Friday, February 29, 2008

Why I Won't Vote For Huckabee

I don't think that people understand the antipathy that most Mormons feel toward a man like Huckabee. Too many of us, he represents all the persecution that we have suffered at the hands of fellow Christians since the founding of our church. That's not entirely fair, since he's only been around for 50 some-odd years and as far as I know he hasn't published anything condemning Mormons. But he's set himself up to be the face of anti-Mormon Christians. It didn't bother me that he was a former Southern Baptist preacher until his interview in the New York Times magazine where he said regarding Mormonism, "Don't Mormons believe that Jesus and the Devil are brothers?" He later apologized for the comments and claimed that he asked the question out of ignorance. But that only proved that he is a liar because he knew exactly what he was doing and he revealed exactly what kind of Christian he is. A follow-up article in the New York Times addressed this issue:

The question posed by Mr. Huckabee in an article to be published Sunday in The New York Times Magazine and available at is one of the standard sensationalistic A-bombs often hurled at Mormons by their detractors, said Scott A. Gordon, president of the Foundation for Apologetic Information and Research, a group based in Redding, Calif., that defends Mormon theology.
“It’s an attack question,” Mr. Gordon said, “because it starts with a kernel of truth and shapes it into something that most Mormons wouldn’t recognize about their faith.”

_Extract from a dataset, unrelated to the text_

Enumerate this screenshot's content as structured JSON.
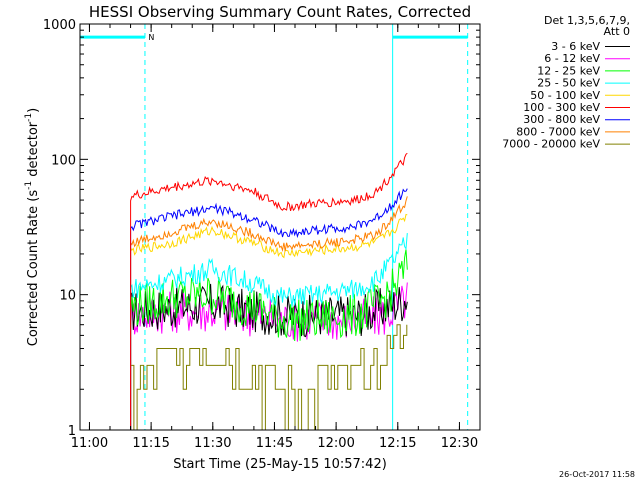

"Mormons believe that the Devil and Jesus are brothers" is the classic attack used by preachers and publishers of anti-Mormon literature to incite shock and disgust in their readers. It's designed to prove that anyone that believes something so outlandish and blasphemous cannot possibly be a fellow Christian. But it is a distortion of actual LDS doctrine, which is summed up well in the same follow-up NY Times article:

In Mormon theology, God is literally the father of all beings, and all beings once existed in a “premortal” state as “spirit beings,” said Robert L. Millet a professor of religion at Brigham Young University, a Mormon institution in Provo, Utah. Jesus was God’s first-born son, and everyone who came after that, including Satan could be considered the siblings of Jesus, he said. “Latter-day Saints believe that all of us, Christ included, existed in a premortal existence, as spirits,” Mr. Millet said. “Yes, Jesus and Lucifer were in that premortal existence, together. But what we need to make very clear is that Jesus was God and there was never a time when Jesus and Lucifer were on the same plane.”To say Jesus and Satan were brothers, Mr. Gordon said, is like saying, “Do you know you’re related to Adolf Hitler because we’re all part of the same family of man?”

But whatever the truth is, there will still be some evangelicals that will still call us non-Christians according to their exclusive definition of a Christian. We pray in the name of Jesus Christ after the manner found in the Lord's Prayer, we partake of the sacrament every Sunday as outlined in the New Testament, our church's official name is the Church of Jesus Christ of Latter-day Saints. Yet all of that is not sufficient for many evangelicals because we have committed the ultimate heresy in not accepting the doctrine of the Trinity and we have another book of scripture, the Book of Mormon. So they deny us the title of Christian and slander us with the title of "cult."

Mike Huckabee has become the face of this anti-Mormon movement because he has assumed the mantle of Christian Leader and has not denounced the anti-Mormon bigotry that infuses his campaign and his followers. Plus,he has refused to release any recording of his sermons. Whether these recording would reveal any anti-Mormon rhetoric or just the usual pro-marriage, pro-family, anti-gay stuff, I don't know. I guess we'll never know. But I've heard plenty from his followers every day on talk radio and read their blog comments. Even after Mitt Romney had dropped out, Huck and his followers continued to attack him and attack Mormonism. Huck was a little more cautious about making anti-Mormon remarks, but his supports made no such distinction.

Over the years, I've heard many of these individuals claim that they are doing this out of love, out of concern for out souls, and that may be true for a few people. But I've heard the venom dripping in their voices, seen the hate in their faces as they picketed Temple Square, and read the titles of their anti-Mormons screeds that they sell for a profit, and I don't believe it. I have always believed that all people should be allowed to worship God according to their conscience (as long as it doesn't infringe on the rights of others) and it bothers me that some people would not vote for someone based purely on their religiously beliefs. I believe that was one of the difficulties Mitt Romney had in his campaign. He did much better than I expected, which shows that the majority of Americans are fair-minded people. But in places like California, where the races were close, was the anti-Mormon feeling enough to tilt the outcome? I don't know.

I just know that unless Mike Huckabee comes out and openly condemns this kind of bigotry and apologizes on behalf of himself and his campaign, I could never vote for him. So, you go McCain! Whatever he may feel personally about Mormons, at least he knows better than to run on anti-Mormon bigotry since a large percentage of his constituents in AZ are LDS.

1 comment:

Randy said...

I've really come to strongly dislike Huckabigots.